Джонни сложил губы трубочкой и изо всех сил дул.
— Малыш думает, что это огромный мыльный пузырь, — рассмеялась Антошка. — Ты вглядись, Улаф, ведь точно такими же красками переливается мыльный пузырь.
Но Улаф не отрываясь любовался сиянием, отраженным в глазах Антошки. Они, как два маленьких зеркала, переливали синими, фиолетовыми и золотистыми отсветами. Улаф был счастлив, и ему казалось, что он сам вызвал волшебное свечение неба, чтобы подарить радость этой удивительной девочке, не похожей ни на одну другую.
— Ты смотри, Улаф, — теребила за рукав юношу Антошка, — мы в сказке. Смотри, смотри… Сейчас это уже похоже не на занавес, а на орган; ты видишь, как пульсируют звуки? Ты слышишь, как он торжественно звучит?
— Это гудит ветер и скрипят снасти, — отвечал Улаф, сам завороженный и зрелищем, и волнением Антошки.
— Орган замолк. И снова колышется занавес. Он прикреплен, наверно, к звездам! — шепчет Антошка.
Полярное сияние вспыхивало, разгоралось то ярче, то бледнело, нижний край сине-белой бахромы поднимался все выше, занавес разделился на несколько отдельных полос и медленно растворился во мраке.

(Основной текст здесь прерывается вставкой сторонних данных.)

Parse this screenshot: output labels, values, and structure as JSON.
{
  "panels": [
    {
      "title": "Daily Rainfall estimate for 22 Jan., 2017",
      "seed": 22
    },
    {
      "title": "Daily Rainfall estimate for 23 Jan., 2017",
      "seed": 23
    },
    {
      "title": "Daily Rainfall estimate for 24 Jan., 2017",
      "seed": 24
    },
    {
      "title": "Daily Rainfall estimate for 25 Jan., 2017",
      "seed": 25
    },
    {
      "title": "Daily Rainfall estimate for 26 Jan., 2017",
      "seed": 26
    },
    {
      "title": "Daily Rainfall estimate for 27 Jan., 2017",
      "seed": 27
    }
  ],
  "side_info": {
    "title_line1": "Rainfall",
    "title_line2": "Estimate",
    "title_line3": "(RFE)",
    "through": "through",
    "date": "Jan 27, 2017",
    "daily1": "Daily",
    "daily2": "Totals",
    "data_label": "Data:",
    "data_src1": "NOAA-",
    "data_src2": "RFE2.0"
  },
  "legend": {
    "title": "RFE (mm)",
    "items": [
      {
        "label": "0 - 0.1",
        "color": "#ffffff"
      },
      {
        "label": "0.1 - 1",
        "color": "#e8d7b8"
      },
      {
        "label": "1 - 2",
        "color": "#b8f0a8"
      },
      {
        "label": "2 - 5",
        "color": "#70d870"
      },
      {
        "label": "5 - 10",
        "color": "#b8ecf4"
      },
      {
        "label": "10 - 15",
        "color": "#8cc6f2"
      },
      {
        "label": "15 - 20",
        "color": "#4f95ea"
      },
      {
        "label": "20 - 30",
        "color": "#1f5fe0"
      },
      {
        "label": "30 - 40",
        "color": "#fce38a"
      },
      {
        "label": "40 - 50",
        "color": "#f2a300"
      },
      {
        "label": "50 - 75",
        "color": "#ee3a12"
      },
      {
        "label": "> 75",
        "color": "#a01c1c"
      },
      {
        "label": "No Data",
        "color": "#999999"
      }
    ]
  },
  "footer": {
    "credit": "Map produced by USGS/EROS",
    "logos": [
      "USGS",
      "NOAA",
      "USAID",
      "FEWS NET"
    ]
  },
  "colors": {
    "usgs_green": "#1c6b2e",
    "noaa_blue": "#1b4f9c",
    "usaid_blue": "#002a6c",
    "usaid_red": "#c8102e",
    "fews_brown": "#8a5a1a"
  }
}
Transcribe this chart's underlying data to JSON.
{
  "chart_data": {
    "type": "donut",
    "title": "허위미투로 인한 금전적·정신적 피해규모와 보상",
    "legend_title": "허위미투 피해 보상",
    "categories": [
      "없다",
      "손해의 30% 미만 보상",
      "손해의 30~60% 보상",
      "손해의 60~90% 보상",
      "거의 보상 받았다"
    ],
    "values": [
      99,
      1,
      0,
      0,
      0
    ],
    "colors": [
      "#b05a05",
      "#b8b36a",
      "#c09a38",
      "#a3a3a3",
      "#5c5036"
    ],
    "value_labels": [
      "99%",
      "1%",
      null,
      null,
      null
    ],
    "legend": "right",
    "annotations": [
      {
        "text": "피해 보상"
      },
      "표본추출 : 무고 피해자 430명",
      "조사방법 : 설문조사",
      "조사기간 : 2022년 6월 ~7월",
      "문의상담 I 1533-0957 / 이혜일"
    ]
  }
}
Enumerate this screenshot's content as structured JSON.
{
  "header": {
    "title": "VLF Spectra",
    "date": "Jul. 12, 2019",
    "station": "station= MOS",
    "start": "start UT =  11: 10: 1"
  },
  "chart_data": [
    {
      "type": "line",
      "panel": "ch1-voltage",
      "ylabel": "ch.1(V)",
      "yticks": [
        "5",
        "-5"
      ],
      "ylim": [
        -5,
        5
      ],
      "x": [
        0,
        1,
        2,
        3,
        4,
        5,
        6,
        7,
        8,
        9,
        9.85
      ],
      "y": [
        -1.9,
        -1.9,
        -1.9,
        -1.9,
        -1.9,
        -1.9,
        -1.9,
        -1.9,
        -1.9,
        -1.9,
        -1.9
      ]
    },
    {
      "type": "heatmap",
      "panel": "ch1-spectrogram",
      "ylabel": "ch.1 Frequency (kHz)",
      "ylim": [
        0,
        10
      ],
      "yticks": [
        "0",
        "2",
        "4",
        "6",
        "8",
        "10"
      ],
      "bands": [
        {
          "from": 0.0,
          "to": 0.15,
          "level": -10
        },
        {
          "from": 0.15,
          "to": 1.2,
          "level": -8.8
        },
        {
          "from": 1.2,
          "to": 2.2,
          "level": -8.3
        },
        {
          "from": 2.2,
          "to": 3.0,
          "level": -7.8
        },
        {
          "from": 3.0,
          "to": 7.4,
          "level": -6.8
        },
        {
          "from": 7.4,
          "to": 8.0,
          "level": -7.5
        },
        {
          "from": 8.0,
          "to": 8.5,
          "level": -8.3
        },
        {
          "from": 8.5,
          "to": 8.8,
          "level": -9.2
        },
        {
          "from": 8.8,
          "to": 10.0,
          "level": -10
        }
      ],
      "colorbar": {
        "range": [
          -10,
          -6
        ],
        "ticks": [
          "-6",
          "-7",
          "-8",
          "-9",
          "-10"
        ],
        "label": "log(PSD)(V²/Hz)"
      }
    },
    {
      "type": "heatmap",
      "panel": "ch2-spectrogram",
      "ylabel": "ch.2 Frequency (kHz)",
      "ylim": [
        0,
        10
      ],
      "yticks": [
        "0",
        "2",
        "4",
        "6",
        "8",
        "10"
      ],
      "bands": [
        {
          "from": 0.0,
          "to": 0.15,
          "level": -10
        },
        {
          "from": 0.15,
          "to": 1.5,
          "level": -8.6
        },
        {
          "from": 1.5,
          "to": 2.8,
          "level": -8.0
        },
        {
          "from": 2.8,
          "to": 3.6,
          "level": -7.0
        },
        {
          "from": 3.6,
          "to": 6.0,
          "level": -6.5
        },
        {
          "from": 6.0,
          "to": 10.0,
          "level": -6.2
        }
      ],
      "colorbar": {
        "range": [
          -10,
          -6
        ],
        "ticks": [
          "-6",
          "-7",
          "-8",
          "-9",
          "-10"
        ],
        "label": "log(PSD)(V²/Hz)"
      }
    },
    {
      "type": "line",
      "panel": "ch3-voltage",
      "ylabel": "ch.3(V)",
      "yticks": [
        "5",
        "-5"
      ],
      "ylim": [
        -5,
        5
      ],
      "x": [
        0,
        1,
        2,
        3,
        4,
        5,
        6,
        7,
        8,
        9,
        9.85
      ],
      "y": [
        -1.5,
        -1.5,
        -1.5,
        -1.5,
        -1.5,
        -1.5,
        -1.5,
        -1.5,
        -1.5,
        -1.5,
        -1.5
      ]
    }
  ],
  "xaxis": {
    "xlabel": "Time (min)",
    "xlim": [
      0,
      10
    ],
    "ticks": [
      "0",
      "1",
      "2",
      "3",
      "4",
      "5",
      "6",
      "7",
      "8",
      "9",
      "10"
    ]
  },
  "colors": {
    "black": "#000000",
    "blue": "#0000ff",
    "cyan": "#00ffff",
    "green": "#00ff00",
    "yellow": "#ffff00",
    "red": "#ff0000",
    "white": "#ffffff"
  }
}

— Чудо! — с восхищением воскликнула Антошка. — Спасибо тебе, Улаф.
Джонни вертел во все стороны головой и разочарованно разводил руками. Волшебная елка исчезла. Ночь стала еще чернее, гребни волн поднимались выше и, налетая на пароход, вдребезги разбивались, и брызги, замерзая в воздухе, горошинами сыпались на палубу.